Your collection has many deletes

I don't perform any delete operations on the Milvus collection; I only add data to it at the moment.

Your segment is huge (more than 50GB)

I have no information on that. I was unable to check the segment size using Birdwatcher or obtain query segment information via get_query_segment_info() function.

If you can list S3 directory then we can probably do some further analysis.

Where can I find the S3 directory? I couldn't locate it.

upgrade to 2.4.12

Currently, I am using this version.

It's weird that your memory usage is 150GB GB(From the log you offered) but the estimation is more than 300GB.

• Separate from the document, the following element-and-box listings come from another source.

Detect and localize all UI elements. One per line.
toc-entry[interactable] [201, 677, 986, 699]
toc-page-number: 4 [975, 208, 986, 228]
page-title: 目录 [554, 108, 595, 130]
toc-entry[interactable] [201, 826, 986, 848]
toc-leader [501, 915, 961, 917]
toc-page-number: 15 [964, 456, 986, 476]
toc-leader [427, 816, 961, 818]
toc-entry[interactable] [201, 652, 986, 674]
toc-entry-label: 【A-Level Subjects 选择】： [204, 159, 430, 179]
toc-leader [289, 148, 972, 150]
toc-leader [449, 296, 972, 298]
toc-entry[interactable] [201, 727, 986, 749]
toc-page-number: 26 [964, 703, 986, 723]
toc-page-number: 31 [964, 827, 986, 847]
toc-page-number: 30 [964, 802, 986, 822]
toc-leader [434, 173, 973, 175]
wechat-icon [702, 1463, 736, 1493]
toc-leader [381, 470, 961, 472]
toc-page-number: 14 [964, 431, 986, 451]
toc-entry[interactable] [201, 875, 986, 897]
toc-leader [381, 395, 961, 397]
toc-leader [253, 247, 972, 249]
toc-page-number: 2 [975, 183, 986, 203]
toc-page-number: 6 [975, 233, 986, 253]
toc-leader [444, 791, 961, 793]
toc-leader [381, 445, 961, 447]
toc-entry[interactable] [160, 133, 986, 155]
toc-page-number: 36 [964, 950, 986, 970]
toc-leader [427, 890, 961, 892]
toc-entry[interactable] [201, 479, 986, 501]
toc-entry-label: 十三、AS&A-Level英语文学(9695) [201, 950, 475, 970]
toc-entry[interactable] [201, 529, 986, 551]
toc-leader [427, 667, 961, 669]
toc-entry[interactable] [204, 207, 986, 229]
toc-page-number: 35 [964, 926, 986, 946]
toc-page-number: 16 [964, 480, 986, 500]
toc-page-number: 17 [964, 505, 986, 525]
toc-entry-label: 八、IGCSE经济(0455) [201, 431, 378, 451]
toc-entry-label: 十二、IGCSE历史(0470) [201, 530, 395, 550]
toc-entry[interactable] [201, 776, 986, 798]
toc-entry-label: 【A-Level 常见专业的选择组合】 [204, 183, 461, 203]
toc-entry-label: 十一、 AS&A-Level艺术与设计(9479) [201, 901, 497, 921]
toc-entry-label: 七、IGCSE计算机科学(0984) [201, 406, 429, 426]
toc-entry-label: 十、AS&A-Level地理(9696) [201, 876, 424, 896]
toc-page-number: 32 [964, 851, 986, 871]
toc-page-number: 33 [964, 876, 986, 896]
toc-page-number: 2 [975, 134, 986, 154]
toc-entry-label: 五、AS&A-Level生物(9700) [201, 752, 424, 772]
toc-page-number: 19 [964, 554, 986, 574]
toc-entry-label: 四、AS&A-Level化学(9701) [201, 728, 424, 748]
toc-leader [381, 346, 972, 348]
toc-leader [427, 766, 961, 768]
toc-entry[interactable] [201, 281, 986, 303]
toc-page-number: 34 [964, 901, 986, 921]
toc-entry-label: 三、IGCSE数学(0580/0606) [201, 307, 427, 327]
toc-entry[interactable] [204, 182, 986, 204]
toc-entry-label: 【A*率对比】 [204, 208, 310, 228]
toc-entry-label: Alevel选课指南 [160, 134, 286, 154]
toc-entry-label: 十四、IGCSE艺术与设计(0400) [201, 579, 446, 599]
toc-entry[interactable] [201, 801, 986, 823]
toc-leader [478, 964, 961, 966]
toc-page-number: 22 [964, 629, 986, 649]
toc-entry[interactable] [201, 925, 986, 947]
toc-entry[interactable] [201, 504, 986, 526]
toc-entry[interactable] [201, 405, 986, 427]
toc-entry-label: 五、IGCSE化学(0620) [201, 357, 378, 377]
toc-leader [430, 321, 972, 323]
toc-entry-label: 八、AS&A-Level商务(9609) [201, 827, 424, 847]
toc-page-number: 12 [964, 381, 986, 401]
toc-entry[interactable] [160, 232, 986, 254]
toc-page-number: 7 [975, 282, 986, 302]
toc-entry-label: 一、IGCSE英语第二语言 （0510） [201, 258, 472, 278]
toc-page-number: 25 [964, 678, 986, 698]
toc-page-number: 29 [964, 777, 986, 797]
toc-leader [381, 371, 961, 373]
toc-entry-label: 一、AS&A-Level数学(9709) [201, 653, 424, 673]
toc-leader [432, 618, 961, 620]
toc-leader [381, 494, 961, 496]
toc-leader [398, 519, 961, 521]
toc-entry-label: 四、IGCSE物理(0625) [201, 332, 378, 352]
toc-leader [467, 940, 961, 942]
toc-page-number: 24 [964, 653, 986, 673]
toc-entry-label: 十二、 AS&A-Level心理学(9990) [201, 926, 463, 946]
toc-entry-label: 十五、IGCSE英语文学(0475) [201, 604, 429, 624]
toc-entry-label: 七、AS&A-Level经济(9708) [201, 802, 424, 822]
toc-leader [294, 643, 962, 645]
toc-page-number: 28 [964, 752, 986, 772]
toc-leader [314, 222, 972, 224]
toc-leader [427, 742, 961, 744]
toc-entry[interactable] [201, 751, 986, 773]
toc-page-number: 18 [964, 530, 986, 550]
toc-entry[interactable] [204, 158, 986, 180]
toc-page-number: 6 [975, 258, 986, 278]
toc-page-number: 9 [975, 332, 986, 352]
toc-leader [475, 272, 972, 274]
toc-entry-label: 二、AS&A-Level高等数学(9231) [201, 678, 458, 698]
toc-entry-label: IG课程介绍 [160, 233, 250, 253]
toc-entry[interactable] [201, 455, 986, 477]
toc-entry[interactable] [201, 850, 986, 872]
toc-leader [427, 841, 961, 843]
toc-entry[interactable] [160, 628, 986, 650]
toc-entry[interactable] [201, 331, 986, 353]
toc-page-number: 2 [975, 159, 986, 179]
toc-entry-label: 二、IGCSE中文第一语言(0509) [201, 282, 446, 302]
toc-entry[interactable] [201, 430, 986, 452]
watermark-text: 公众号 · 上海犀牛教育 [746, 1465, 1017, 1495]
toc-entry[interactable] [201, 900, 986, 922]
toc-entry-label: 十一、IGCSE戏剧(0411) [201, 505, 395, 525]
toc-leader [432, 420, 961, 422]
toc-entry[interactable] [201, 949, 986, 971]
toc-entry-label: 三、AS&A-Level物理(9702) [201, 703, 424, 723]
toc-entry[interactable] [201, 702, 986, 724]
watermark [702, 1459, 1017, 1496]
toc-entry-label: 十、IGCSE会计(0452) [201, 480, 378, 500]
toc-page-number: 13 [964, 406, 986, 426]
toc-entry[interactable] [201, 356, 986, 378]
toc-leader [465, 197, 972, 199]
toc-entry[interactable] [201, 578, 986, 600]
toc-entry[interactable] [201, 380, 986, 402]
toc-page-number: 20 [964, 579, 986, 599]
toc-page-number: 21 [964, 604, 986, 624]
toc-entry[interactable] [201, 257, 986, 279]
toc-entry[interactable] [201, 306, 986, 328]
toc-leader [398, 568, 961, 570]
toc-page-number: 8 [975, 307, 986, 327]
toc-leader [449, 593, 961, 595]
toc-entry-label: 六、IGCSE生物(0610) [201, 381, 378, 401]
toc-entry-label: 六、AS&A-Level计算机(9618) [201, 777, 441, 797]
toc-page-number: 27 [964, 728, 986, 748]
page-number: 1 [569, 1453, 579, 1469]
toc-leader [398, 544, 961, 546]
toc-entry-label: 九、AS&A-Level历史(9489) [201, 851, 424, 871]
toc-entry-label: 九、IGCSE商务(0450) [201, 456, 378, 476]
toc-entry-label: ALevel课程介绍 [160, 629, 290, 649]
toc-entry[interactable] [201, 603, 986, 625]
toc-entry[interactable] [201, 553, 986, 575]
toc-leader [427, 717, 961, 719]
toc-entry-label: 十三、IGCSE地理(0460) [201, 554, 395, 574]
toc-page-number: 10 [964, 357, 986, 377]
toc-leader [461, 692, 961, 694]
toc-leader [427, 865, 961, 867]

It's strange. I have 10 files, each containing 5 million rows with 512 dimensions. When I try to add them all at once, I run into issues. However, if I add them one by one, they can be successfully added to the collection. After adding each set of 5 million records, I perform indexing before attempting to add the next one.

xiaofan-luan commented 1 month ago

g before attempting to add the next one.

So you are using import and try to import 10 files, each with 5million 512 dim data?

We need segment distribution info, probably the reason you can not connect to etcd is you need to export 2379 port of etcd to your host machine or your laptop.

barzan-hayati commented 1 month ago

So you are using import and try to import 10 files, each with 5million 512 dim data?

Thats right.

We need segment distribution info, probably the reason you can not connect to etcd is you need to export 2379 port of etcd to your host machine or your laptop.

let me chack it.

xiaofan-luan commented 1 month ago

we need more evidence on how large is segment, even if you are trying to import multiple large files milvus should split all the files into small segments

"When I try to add them all at once, I run into issues. However, if I add them one by one, they can be successfully added to the collection" Another guess might be since you import too much file at the same time, index build can not catch up. And we you try to load multiple segment without index, the resource estimation maybe higher than actual usage.

try to change queryNode.segcore.interimIndex.enableIndex = false see if it helps

stale[bot] commented 2 weeks ago

This issue has been automatically marked as stale because it has not had recent activity. It will be closed if no further activity occurs. Thank you for your contributions. Rotten issues close after 30d of inactivity. Reopen the issue with /reopen.